Re: UNICODE

From: Marko Kreen <marko(at)l-t(dot)ee>
To: Jean-Michel POURE <jm(dot)poure(at)freesurf(dot)fr>
Cc: pgsql-hackers(at)postgresql(dot)org
Subject: Re: UNICODE
Date: 2001-10-28 15:09:45
Message-ID: 20011028170945.A18241@l-t.ee
Views: Raw Message | Whole Thread | Download mbox | Resend email
Thread:
Lists: pgsql-admin pgsql-general pgsql-hackers

On Sun, Oct 28, 2001 at 02:34:49PM +0100, Jean-Michel POURE wrote:
>
> >psql uses your input literally - so is your console/xterm in
> >UNICODE/UTF8?
> Client: \encoding returns 'UNICODE'.
> Server: \list show databases. All databases are UNICODE (except TEMPLATE0
> and TEMPLATE1 which are ASCII of course). I use a Mandrake 8.1 distribution
> and think my console is UNICODE.

You think? Try this:

$ echo "accepté" | od -c

If your term is in utf you should get:

0000000 a c c e p t 303 251 \n
0000011

If in iso-8859-1:

0000000 a c c e p t 351 \n
0000010

It may be in some other 8bit encoding too, then the last number
may be different.

> >> As for me, I typed INSERT INTO source_content VALUES ('Permis de conduire
> >> accepté') in Psql.
> >As I said - psql does not do any conversion.
> The faulty query is: INSERT INTO test (source_content) VALUES ('Permis de
> conduire accepté');

Hmm. It may be a bug in input routines. You give PostgreSQL a
1byte 'é', it expects 2 byte char and overflows somewhere. Can
you reproduce it on 7.1.3? Maybe its fixed there, I cant
reproduce it.

> I just can't believe that Psql is not UTF-8 compatible. It seems unreal as
> Psql is PostgreSQL #1 helper application. Should I use PostgreSQL MULE
> encoding to have automatic trans coding. What are the guidelines, I am
> completely lost.

psql & pg_dump are fine. Your problem is that you dont give to
psql and pg_exec/PHP utf-8 strings, but some iso-8859-*.

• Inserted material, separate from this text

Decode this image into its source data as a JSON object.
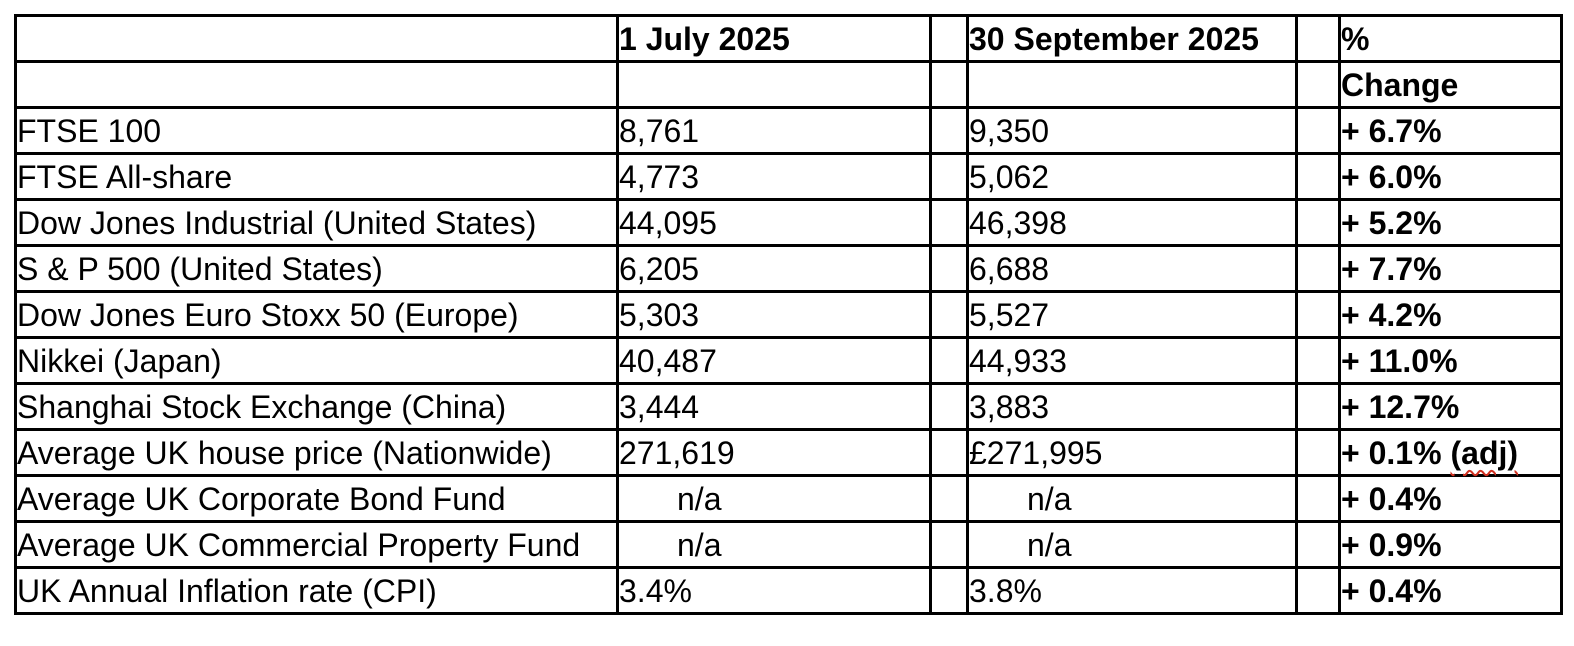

> >> Psql does not insert the data and I have to kill it manually. Can you
> >> reproduce this?
> >No. If it hangs this is serious problem. Or did you simply
> >forgot final ';' ? It btw does not seem valid sql to me,
> >considering you previously provided table structure.
> Is it possible that my database is corrupted? I have used pg_dump several
> times to dump data from production server to development servers and
> conversely. Does pg_dump produce UTF8 output? What are the guidelines when
> using UTF-8: forget psql and pg_dump?

As I said, psql & pg_dump are fine, they do not touch your data
when it passes through them.

It may be that all of your database is in latin1, as you
inserted strings in this encoding, not utf8. Basically
PostgreSQL server also does not touch your data, only its
compare functions does not work, as the strings are not in
encoding you tell they are.

Solution to this is to dump your data, use the iconv utility
to convert it to utf8 and reload.

To see this you should do:

$ psql -c "SELECT source_contect FROM table where ..." \
| od -c

And then look whether the weird characters are represented in
1 or 2 bytes.

--
marko

In response to

  • Re: UNICODE at 2001-10-28 13:34:49 from Jean-Michel POURE

Responses

  • Re: UNICODE at 2001-10-28 15:37:48 from Jean-Michel POURE

Browse pgsql-admin by date

  From Date Subject
Next Message Jean-Michel POURE 2001-10-28 15:37:48 Re: UNICODE
Previous Message Emmanuel Guyot 2001-10-28 13:43:17 Re: pg_dump and timestamp : problem with TimeZone

Browse pgsql-general by date

  From Date Subject
Next Message The Cadaver 2001-10-28 15:34:45 IDE
Previous Message Gunnar Lindholm 2001-10-28 13:52:50 trigger function in plpgsql (newbie)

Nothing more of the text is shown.